AbstractAn investigation has been undertaken into the nature of the localised electron emission sites which cause pre-breakdown conduction between broad area electrodes separated by short ultra high vacuum gaps.
A new automated specimen scanner and an electron imaging technique have shown that emission sites are composed of many distinct electron sources (sub-sites) which in total may extend over areas as large as 1mm2. The energy distributions of the electrons emitted from individual sub-sites on copper electrodes have been measured using a high resolution spectrometer.

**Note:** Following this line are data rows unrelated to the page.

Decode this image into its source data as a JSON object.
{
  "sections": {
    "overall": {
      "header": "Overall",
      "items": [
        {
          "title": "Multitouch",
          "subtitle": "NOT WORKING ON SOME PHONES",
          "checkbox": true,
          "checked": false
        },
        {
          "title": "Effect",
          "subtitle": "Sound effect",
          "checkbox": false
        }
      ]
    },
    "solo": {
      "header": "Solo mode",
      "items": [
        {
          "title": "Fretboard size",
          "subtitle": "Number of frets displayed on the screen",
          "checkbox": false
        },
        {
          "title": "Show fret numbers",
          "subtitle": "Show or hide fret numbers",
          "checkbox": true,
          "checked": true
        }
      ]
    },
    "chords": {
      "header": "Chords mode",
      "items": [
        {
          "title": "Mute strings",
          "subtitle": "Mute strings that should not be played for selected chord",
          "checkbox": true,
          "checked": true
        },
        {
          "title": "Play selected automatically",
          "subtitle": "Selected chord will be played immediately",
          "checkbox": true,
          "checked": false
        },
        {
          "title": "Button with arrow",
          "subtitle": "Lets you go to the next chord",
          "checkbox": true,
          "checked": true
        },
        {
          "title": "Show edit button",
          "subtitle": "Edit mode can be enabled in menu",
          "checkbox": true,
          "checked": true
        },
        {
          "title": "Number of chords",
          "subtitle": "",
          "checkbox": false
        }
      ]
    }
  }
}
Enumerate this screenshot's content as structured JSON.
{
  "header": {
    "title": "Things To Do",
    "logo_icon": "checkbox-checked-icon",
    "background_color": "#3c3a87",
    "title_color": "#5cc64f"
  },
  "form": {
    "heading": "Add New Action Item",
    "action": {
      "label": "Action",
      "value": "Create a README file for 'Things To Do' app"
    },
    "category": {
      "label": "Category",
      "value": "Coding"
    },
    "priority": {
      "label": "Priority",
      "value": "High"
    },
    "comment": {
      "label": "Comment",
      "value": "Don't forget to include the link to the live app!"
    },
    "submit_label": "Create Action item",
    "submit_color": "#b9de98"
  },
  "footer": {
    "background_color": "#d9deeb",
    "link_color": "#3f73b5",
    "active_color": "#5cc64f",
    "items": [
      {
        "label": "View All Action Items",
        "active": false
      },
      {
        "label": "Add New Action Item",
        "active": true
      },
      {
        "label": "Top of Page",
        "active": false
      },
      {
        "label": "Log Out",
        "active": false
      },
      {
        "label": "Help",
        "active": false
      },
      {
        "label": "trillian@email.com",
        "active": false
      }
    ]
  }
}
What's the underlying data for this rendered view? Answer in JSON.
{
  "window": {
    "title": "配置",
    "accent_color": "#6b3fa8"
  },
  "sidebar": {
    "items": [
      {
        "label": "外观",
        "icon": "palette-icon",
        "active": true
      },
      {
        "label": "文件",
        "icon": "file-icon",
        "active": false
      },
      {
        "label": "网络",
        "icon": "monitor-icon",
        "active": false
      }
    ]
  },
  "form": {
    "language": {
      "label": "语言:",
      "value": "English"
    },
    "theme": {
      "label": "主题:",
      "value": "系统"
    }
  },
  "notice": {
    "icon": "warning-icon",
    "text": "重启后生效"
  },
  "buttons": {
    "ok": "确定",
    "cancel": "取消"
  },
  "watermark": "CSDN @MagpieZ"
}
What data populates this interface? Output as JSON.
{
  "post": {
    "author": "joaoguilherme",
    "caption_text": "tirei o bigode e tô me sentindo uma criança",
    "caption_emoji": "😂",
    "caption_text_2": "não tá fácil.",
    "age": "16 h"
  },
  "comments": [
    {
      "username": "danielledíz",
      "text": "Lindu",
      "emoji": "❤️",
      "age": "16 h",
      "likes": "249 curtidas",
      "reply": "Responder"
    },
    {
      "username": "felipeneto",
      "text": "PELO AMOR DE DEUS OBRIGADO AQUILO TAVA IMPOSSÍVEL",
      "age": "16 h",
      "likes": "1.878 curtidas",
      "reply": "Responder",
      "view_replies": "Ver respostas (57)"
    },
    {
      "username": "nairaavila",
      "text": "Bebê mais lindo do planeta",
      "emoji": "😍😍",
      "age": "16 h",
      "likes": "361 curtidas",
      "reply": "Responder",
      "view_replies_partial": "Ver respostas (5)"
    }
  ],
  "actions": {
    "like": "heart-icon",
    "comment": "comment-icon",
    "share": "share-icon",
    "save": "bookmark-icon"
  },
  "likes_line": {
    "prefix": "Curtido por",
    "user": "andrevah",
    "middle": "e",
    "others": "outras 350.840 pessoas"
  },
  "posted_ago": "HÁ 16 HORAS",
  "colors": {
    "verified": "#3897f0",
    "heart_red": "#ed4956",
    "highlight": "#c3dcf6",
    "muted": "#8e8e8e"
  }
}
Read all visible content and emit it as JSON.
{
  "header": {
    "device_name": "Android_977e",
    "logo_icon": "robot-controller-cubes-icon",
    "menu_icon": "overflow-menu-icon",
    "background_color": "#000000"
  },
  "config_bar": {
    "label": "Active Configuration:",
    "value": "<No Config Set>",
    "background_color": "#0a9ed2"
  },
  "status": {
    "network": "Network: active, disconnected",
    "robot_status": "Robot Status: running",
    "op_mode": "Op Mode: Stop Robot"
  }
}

The spectra invariably have single peaks which are shifted at least 200 meV below the metal Fermi level and have half widths > 300 meV. Detailed analyses of the field dependence of the various spectral parameters have provided sufficient data to enable a quantitative model of the emission process to be constructed. This assumes that thin (<1 um) contaminated
insulating layers provide the structures necessary to initiate electron emission. Conduction through the insulator, in the form of narrow filaments, then leads to local field intensificatim and to a "hot electron" mechanism at the vacuum interface which allows emission over the potential barriers The model provides relationships between previously unconnected observations,
particularly the amount of spectral shift and the degree of non-linearity of a Fowler-Nordheim plot, and allows the dimensions and properties of the conducting filaments to be estimated.
The validity of the model is supported by two types of in situ surface treatments: argon ion etching,which not only removes emitting sites but allows others to be initiated, and thick oxidation, which has yielded important information on the nature of the conduction processes occuring in the insulating layer.